Why is Home Depot in this list, they are not a home developer. Did they get hit with some contingent liability as well?
Home Depot was actually “constructing” stores at multiple locations across the US. The requirements are for construction sites, not just home building sites. Again, you’d think they would have had the right lawyers telling them what to do before they screwed that up so badly. More proof that stormwater violations can catch even the biggest players by surprise.
If these big guys can’t do it, what makes you think the small guy can do it?
Looks like EPA targeted them!
Absolutely. Most of EPAs violations are the result of enforcement plans, not drive by inspections. Planned enforcement efforts targeted at specific types of regulated businesses.
You’d think those large companies would have that figured out.
That’s a big point.
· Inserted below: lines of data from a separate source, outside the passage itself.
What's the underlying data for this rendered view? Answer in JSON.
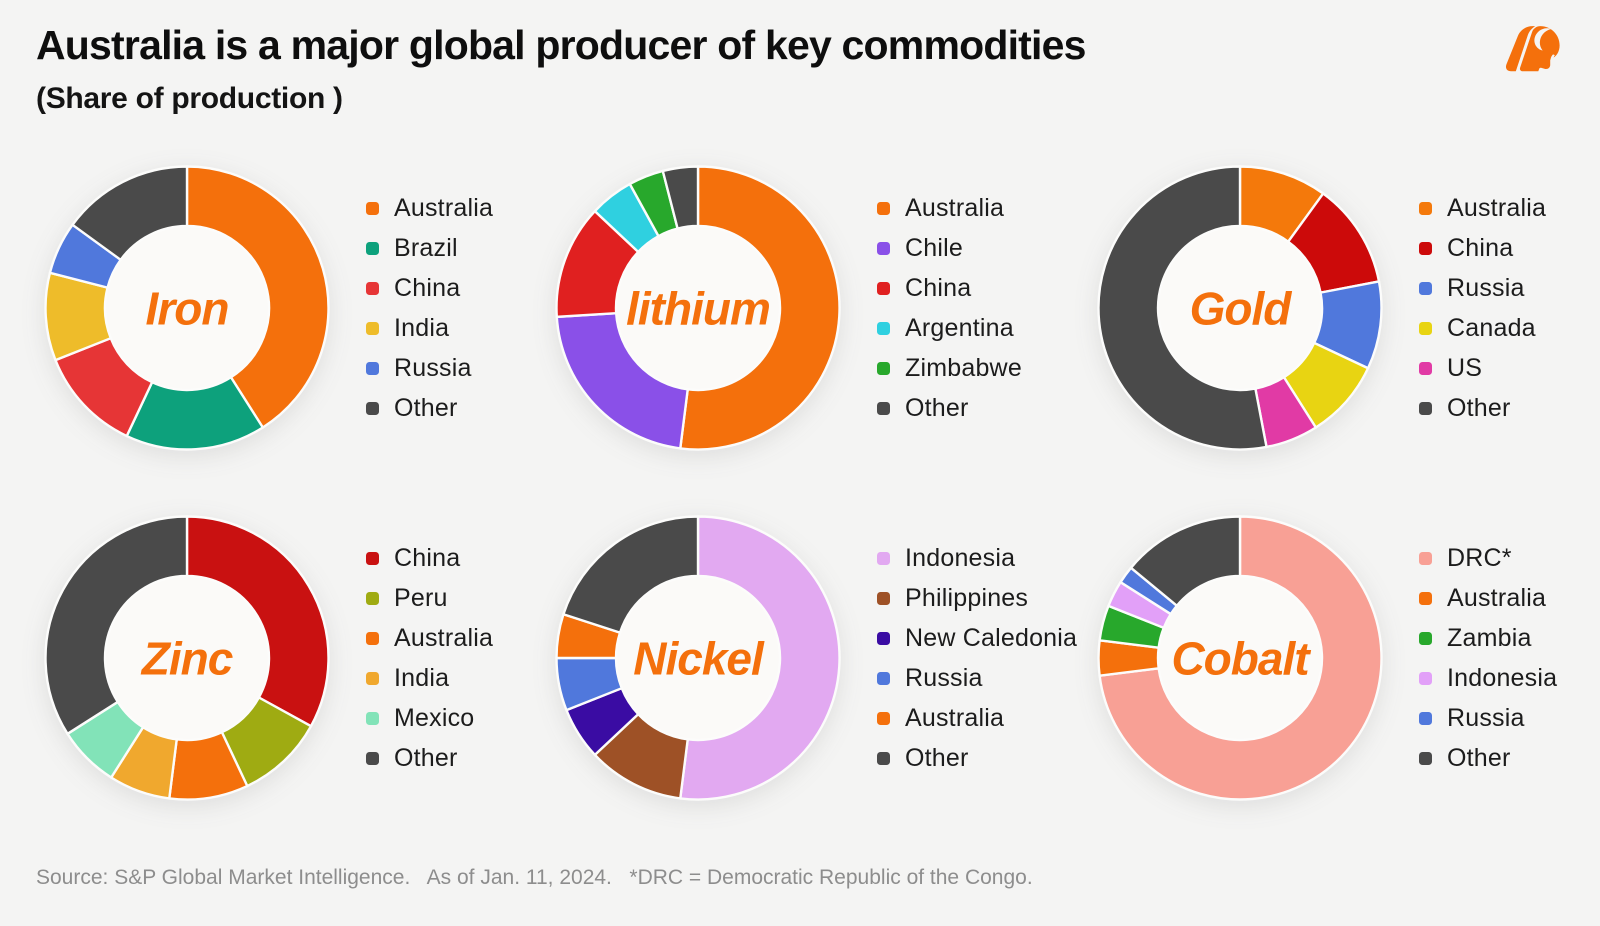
{
  "page": {
    "title": "Australia is a major global producer of key commodities",
    "subtitle": "(Share of production )",
    "source_note": "Source: S&P Global Market Intelligence.   As of Jan. 11, 2024.   *DRC = Democratic Republic of the Congo.",
    "background_color": "#f4f4f3",
    "accent_color": "#f4700c",
    "logo": "moomoo-bull-icon"
  },
  "chart_data": [
    {
      "type": "pie",
      "donut": true,
      "title": "Iron",
      "legend_position": "right",
      "units": "share of production, % (estimated from arc angles; no numeric labels shown)",
      "series": [
        {
          "label": "Australia",
          "value": 41,
          "color": "#f4700c"
        },
        {
          "label": "Brazil",
          "value": 16,
          "color": "#0da17c"
        },
        {
          "label": "China",
          "value": 12,
          "color": "#e63536"
        },
        {
          "label": "India",
          "value": 10,
          "color": "#eebc2a"
        },
        {
          "label": "Russia",
          "value": 6,
          "color": "#5078dc"
        },
        {
          "label": "Other",
          "value": 15,
          "color": "#4a4a4a"
        }
      ]
    },
    {
      "type": "pie",
      "donut": true,
      "title": "lithium",
      "legend_position": "right",
      "units": "share of production, % (estimated from arc angles; no numeric labels shown)",
      "series": [
        {
          "label": "Australia",
          "value": 52,
          "color": "#f4700c"
        },
        {
          "label": "Chile",
          "value": 22,
          "color": "#8a50e8"
        },
        {
          "label": "China",
          "value": 13,
          "color": "#e02020"
        },
        {
          "label": "Argentina",
          "value": 5,
          "color": "#2fd0e0"
        },
        {
          "label": "Zimbabwe",
          "value": 4,
          "color": "#28a82c"
        },
        {
          "label": "Other",
          "value": 4,
          "color": "#4a4a4a"
        }
      ]
    },
    {
      "type": "pie",
      "donut": true,
      "title": "Gold",
      "legend_position": "right",
      "units": "share of production, % (estimated from arc angles; no numeric labels shown)",
      "series": [
        {
          "label": "Australia",
          "value": 10,
          "color": "#f4790b"
        },
        {
          "label": "China",
          "value": 12,
          "color": "#cc0a0a"
        },
        {
          "label": "Russia",
          "value": 10,
          "color": "#5078dc"
        },
        {
          "label": "Canada",
          "value": 9,
          "color": "#e8d412"
        },
        {
          "label": "US",
          "value": 6,
          "color": "#e13aa5"
        },
        {
          "label": "Other",
          "value": 53,
          "color": "#4a4a4a"
        }
      ]
    },
    {
      "type": "pie",
      "donut": true,
      "title": "Zinc",
      "legend_position": "right",
      "units": "share of production, % (estimated from arc angles; no numeric labels shown)",
      "series": [
        {
          "label": "China",
          "value": 33,
          "color": "#c91111"
        },
        {
          "label": "Peru",
          "value": 10,
          "color": "#9fab12"
        },
        {
          "label": "Australia",
          "value": 9,
          "color": "#f4700c"
        },
        {
          "label": "India",
          "value": 7,
          "color": "#f0a82e"
        },
        {
          "label": "Mexico",
          "value": 7,
          "color": "#82e3b8"
        },
        {
          "label": "Other",
          "value": 34,
          "color": "#4a4a4a"
        }
      ]
    },
    {
      "type": "pie",
      "donut": true,
      "title": "Nickel",
      "legend_position": "right",
      "units": "share of production, % (estimated from arc angles; no numeric labels shown)",
      "series": [
        {
          "label": "Indonesia",
          "value": 52,
          "color": "#e2a9f1"
        },
        {
          "label": "Philippines",
          "value": 11,
          "color": "#9e5126"
        },
        {
          "label": "New Caledonia",
          "value": 6,
          "color": "#3a0ca3"
        },
        {
          "label": "Russia",
          "value": 6,
          "color": "#5078dc"
        },
        {
          "label": "Australia",
          "value": 5,
          "color": "#f4700c"
        },
        {
          "label": "Other",
          "value": 20,
          "color": "#4a4a4a"
        }
      ]
    },
    {
      "type": "pie",
      "donut": true,
      "title": "Cobalt",
      "legend_position": "right",
      "units": "share of production, % (estimated from arc angles; no numeric labels shown)",
      "series": [
        {
          "label": "DRC*",
          "value": 73,
          "color": "#f8a095"
        },
        {
          "label": "Australia",
          "value": 4,
          "color": "#f4700c"
        },
        {
          "label": "Zambia",
          "value": 4,
          "color": "#28a82c"
        },
        {
          "label": "Indonesia",
          "value": 3,
          "color": "#e2a0f8"
        },
        {
          "label": "Russia",
          "value": 2,
          "color": "#5078dc"
        },
        {
          "label": "Other",
          "value": 14,
          "color": "#4a4a4a"
        }
      ]
    }
  ]
}
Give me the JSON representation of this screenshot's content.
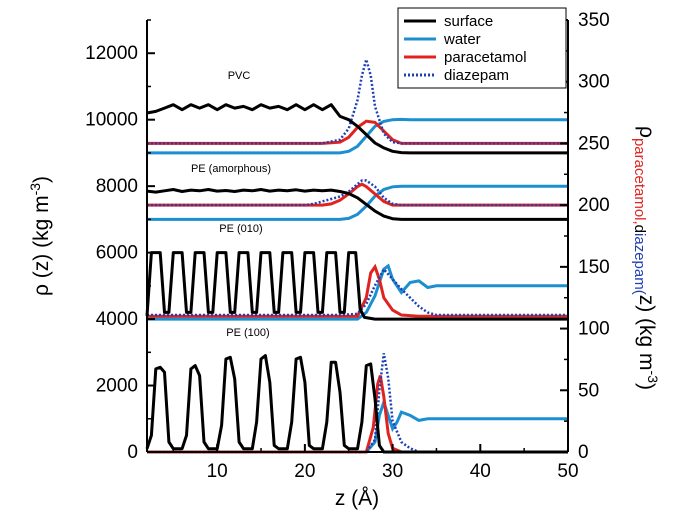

Even the big guys can mess it up. They need a lawyer with the right experience to guide them.
A lot of those were during the “down years” in construction. I didn’t think they had any open construction sites.
Actually, it doesn’t matter if the site was active or inactive. As long as it was a construction site it was required to follow the rules. I don’t have the details on each case, but would guess that some of them were “shuttered” and because of that they thought they didn’t need to have any permits in place.